40. Jerk

25.5K 1.3K 71
                                    

EP. 40. Jerk

********

BRENGSEK.

Mungkin satu kata itu yang mampu menggambarkan diri Nathan saat ini. Dia sama sekali tidak bermaksud mendorong Reina, apalagi sampai melukai fisiknya. Hanya saja, emosi sudah membutakan hingga setengah akal sehatnya hilang entah ke mana.

Kemarahan itu hanya sementara. Berganti dengan perasaan menyesal yang sangat mengganggu hatinya hampir setengah hari ini.

Bahkan ketika sedang berada di ruang operasi, hampir saja Nathan kehilangan konsentrasi karena terbayang-bayang perbuatannya pada Reina tadi pagi. Beruntung Nathan tidak melakukan kesalahan dan operasi berjalan dengan baik.

Nathan sadar, dia sudah sangat keterlaluan.

Reina adalah seseorang yang selalu ingin dilindunginya sejak dulu. Tapi, siapa sangka malah dirinyalah orang yang paling menyakiti perempuan itu.

Nathan terpekur. Pandangannya kosong menatap langit-langit ruangan. Sementara ingatannya melayang pada kejadian malam itu, saat dia mabuk dan nyaris tak sadarkan diri.

Namun, sekuat apapun Nathan berusaha, dia tetap tidak bisa mengingat apapun hingga akhirnya Nathan tetap pada spekulasinya sendiri, meski hatinya mulai bimbang.

Reina mungkin memang melakukan kesalahan malam itu. Nathan sadar seharusnya dia lebih dewasa menghadapinya, bukan malah bersikap keterlaluan dan berakhir melukai Reina.

"Kenapa kamu giniin aku?"

"Mau kamu apa, sih?"

Nathan menyugar rambutnya frustrasi ketika pertanyaan Reina mendadak berdenging keras hingga membuat kepalanya pening. Nathan pun tidak tahu pasti apa yang benar-benar dia inginkan dengan bersikap keterlaluan seperti ini pada Reina .

"Lepasin aku. . . ."

"SHIT." Erang Nathan seraya menyentak benda apapun yang ada di atas meja kerjanya hingga berhamburan ke lantai.

Tak pernah Nathan merasa sebrengsek ini dalam hidupnya. Perasaannya benar-benar kacau hingga berdampak pada kendali dirinya yang menjadi berantakan.

"Kenapa lo?"

Jessi datang dengan cup holder berisi tiga cangkir kopi dingin di tangannya, disusul Vano di belakangnya.
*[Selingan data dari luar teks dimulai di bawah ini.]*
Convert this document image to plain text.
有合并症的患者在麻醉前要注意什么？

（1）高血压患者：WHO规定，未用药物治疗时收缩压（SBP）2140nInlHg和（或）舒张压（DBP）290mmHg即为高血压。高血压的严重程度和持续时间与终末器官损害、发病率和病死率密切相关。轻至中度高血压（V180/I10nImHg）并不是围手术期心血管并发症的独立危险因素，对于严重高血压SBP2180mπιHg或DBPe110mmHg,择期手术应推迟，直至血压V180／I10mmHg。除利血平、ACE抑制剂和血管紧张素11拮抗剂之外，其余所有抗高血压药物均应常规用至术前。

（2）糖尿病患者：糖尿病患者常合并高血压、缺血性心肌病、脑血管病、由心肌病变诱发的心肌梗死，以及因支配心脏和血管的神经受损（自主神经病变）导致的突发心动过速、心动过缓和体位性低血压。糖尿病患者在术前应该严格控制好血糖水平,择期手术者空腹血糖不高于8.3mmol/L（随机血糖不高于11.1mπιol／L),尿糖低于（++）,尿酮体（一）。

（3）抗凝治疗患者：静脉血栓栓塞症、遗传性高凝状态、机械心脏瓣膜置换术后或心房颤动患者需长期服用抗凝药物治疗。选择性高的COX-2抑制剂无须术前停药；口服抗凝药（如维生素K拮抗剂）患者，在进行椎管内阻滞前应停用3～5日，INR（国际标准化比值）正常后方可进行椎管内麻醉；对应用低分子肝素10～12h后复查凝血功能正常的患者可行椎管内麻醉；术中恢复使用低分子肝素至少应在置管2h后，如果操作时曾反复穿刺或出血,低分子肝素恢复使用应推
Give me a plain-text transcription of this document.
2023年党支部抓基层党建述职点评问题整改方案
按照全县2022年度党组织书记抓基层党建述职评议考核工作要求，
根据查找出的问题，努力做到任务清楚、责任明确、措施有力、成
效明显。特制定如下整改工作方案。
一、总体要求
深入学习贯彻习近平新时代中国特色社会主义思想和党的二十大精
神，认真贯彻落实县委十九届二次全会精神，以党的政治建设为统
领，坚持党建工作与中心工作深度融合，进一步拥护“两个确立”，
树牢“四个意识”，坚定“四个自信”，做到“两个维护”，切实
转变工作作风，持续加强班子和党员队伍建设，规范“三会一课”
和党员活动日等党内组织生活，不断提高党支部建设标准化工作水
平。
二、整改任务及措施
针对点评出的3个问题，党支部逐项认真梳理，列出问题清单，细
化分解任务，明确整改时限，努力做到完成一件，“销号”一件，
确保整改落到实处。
Keduanya lantas duduk di sofa yang tak jauh dari meja kerja Nathan.

"Ya elah, lo kayak nggak tahu aja tuh monyet satu agak kurang waras." Sahut Vano mengedik ke arah Nathan yang sedang berjalan untuk ikut duduk di sofa. Tanpa izin, Nathan kemudian menyambar kopi yang Jessi bawa dan meminumnya tak sabaran.

Jessi berdecak geli dengan gelengan kepala pelan. "Lo kenapa lagi, sih, Nate?"

"Pasti Reina lagi, Jess. Bawahnya dia kepengin, tapi gengsi buat minta." Vano kembali menimpali.

"Heeh!" Nathan mendelik sebal.

Vano mengedik tak acuh. "Emang iya, kan? Tck, gue bilang juga apa. Ujung-ujungnya lo yang kesiksa. Udah deh, yang akur aja lo sama Reina mulai sekarang. Toh, dia juga udah lo jebolin, kan?"

Nathan mendengus keras. Laki-laki berperawakan jangkung yang masih mengenakan baju scrubnya itu menghempaskan lehernya ke sandaran sofa dan memijat keningnya.

"Gue pusing banget." Ujar Nathan diiringi hembusan napas berat.

"Nggak disalurin, ya pasti pusing." Cibir Vano, kemudian menyesap kopi dinginnya.

Nathan kembali menegakkan tubuh dan menatap sebal Vano. "Di kepala lo itu mulu ya, Van. Cabul banget."

Vano setengah tertawa, memilih tak menanggapi ucapan Nathan. Untuk sesaat ketiganya sibuk menikmati kopi masing-masing hingga tercipta keheningan.